节点重要性评价的方法有很多种,不同的评价方法的侧重点各有不同,这些方法都是从不同的实际问题出发所设计得到的[58-60]。静态网络中已有大量参量被用来描述网络的拓扑特性,例如考虑连边关系的度参量和聚类参量;考虑节点间距离的最小路径参量、介数中心性参量和接近度中心性参量;考虑图谱特性的邻接矩阵主特征向量和拉普拉斯向量等。文献[61]从基于节点近邻的排序方法,基于路径的排序方法,基于特征向量的排序方法,基于节点移除和收缩的排序方法4个方面对静态网络中常用的30多种排序指标的计算思路、应用场景和优缺点进行了系统地比较、归纳与总结[61]。在此不再赘述。
尽管对于节点重要性排序的研究在静态网络上已经取得一定进展,但时效网络中,由于时间维度的引入,节点中心性参量的定义及排序需要重新审视和改进。经过近几年的广泛研究,人们已经发展出一套时效结构测度[1, 6, 45],如时效路径、可达性、连通性、平均等待时间、网络效率、最小生成树、邻近中心性、介数中心性和边持续模式等。时效网络有其独特的特征,对其统计特性的研究主要分为两大类。一类是在整个观察窗口内将网络作为一个整体进行研究。文献[1]将网络作为一个整体,提出了时效网络中平均时效距离等概念,并在此基础上定义了时效网络节点的接近中心度;另一类是将网络先进行切片,然后分别研究每个小网络内部的统计特性,然后再根据每个切片的特性归纳出整个网络的统计特性。文献[36-38]则是将网络进行切片,提出了在切片研究中网络的最短时效路径、接近中心性、介数中心性、聚类系数等各类统计特性,并提出了节点重要性预测以及网络切片方法等。

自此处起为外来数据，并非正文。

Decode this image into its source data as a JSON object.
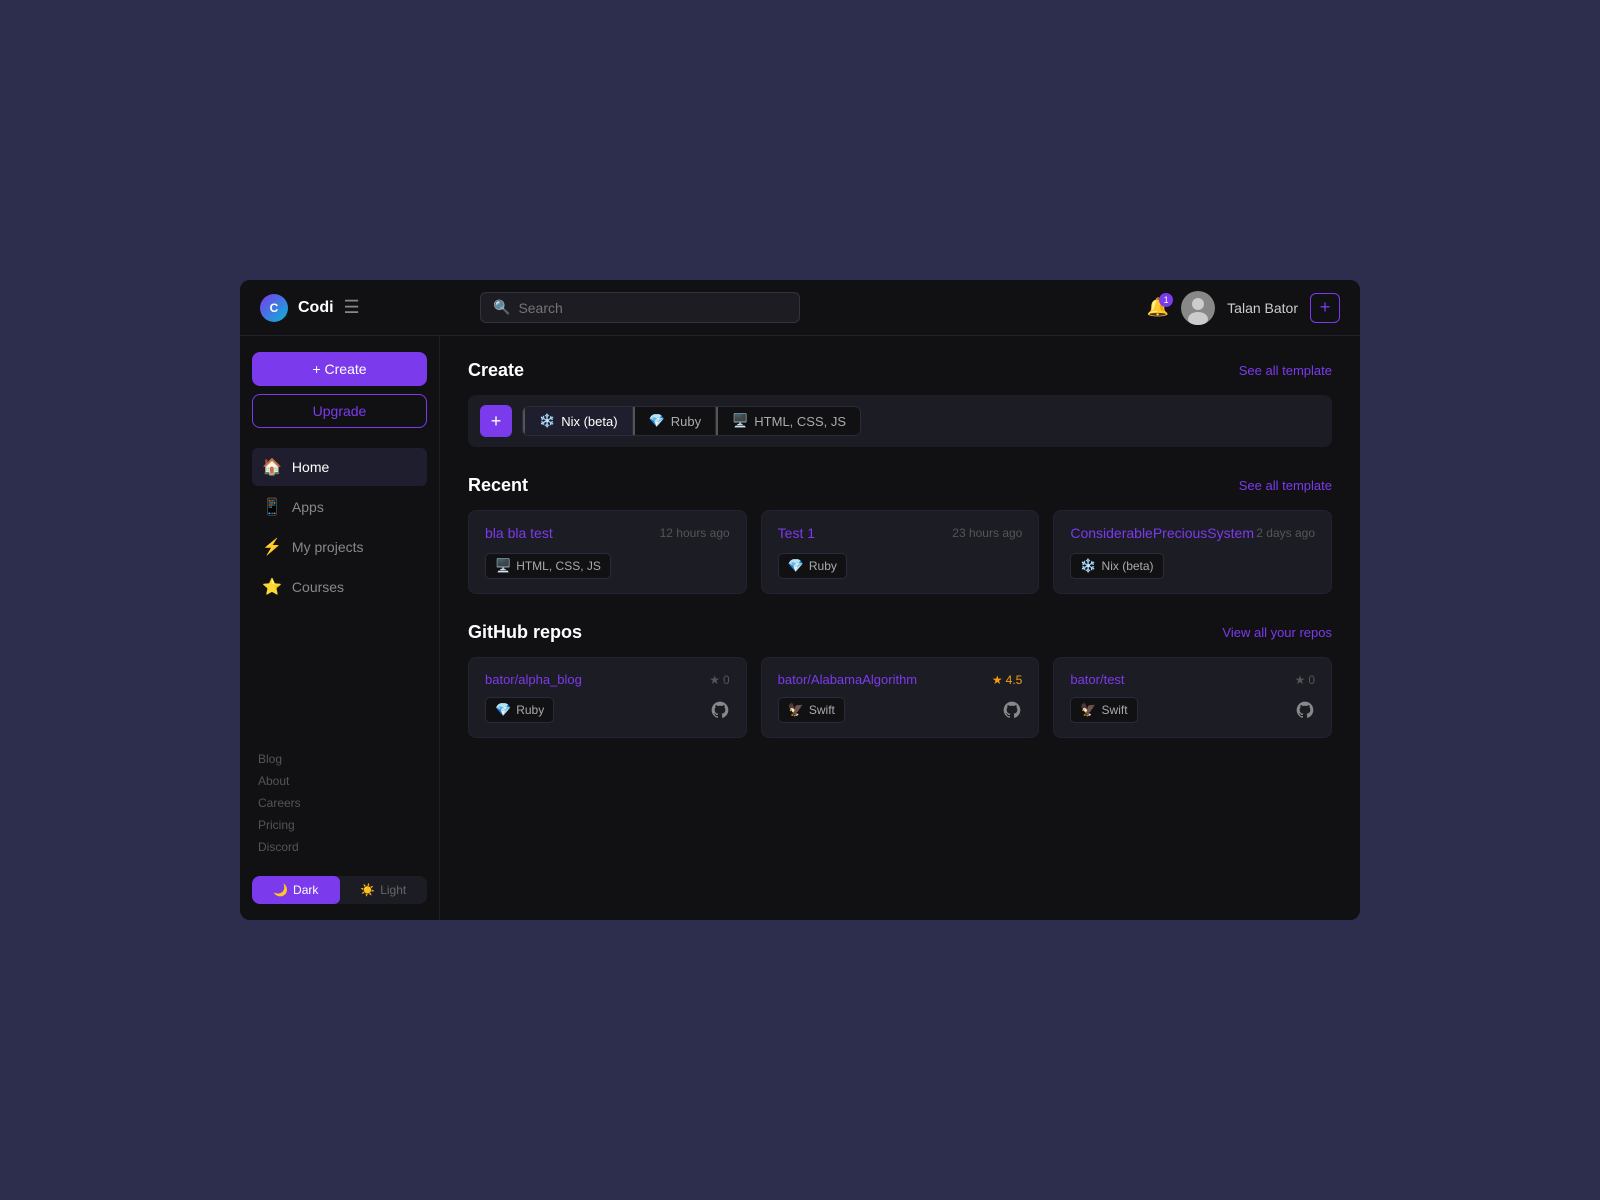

目前时效网络特征向量中心性的研究主要采用的方法是在初始时刻给每个节点分一个值为1的中性量值,然后在每次连接建立的时候,参加交互的个体按一定比例共享中心性量值,最后进行归一化处理[1, 61]。此方法存在的问题是这个比例值反映了最近一次有效连接对中心性量值影响的程度,是需要额外数据支持或者随机设定的。另外,某些节点在很长一段时间内没有和其他节点建立连接,会使这些节点的中心性量值远大于或远小于其他节点。文献[43]提出为使中心性量值随时间更加均匀分布,可以在每一步都进行中心性量值的归一化处理。文献[35]证明经常移动的节点很难定义它们的各种特点,但可以定义节点的中心度(temporal degree),节点的时效中心度和它引起的传播比例、或者移除它以外其他节点引起的传播比例成正比。节点时效中心度可以定位一个时间窗内的有效连边的个数,且随时间的推演不断变化,节点v∈V的时效中心度的表达式如下:
$${{D}_{i,j}}(v)=\frac{\sum\limits_{t=i}^{j}{{{D}_{t}}(v)}}{(|V|-1)(j-i)}$$ 式中,${{D}_{t}}(v)$为聚合网络${{G}_{t}}$在时间段$[i,j]$的度。同时文献[35]提出了时效接近中心度参量(temporal closeness):
$${{C}_{i,j}}(v)=\sum\limits_{i\le t <j}{\sum\limits_{u\in V\backslash v}{\frac{1}{{{\Delta }_{t,j}}(v,u)}}}$$ 式中,${{\Delta }_{t,j}}(v,u)$为节点v到节点u在时间段u的最短时效路径,如果节点[t, j]到节点v在时间段[t, j]之间不存在的最短时效路径,则定义${{\Delta }_{t,j}}(v,u)$为$\infty $。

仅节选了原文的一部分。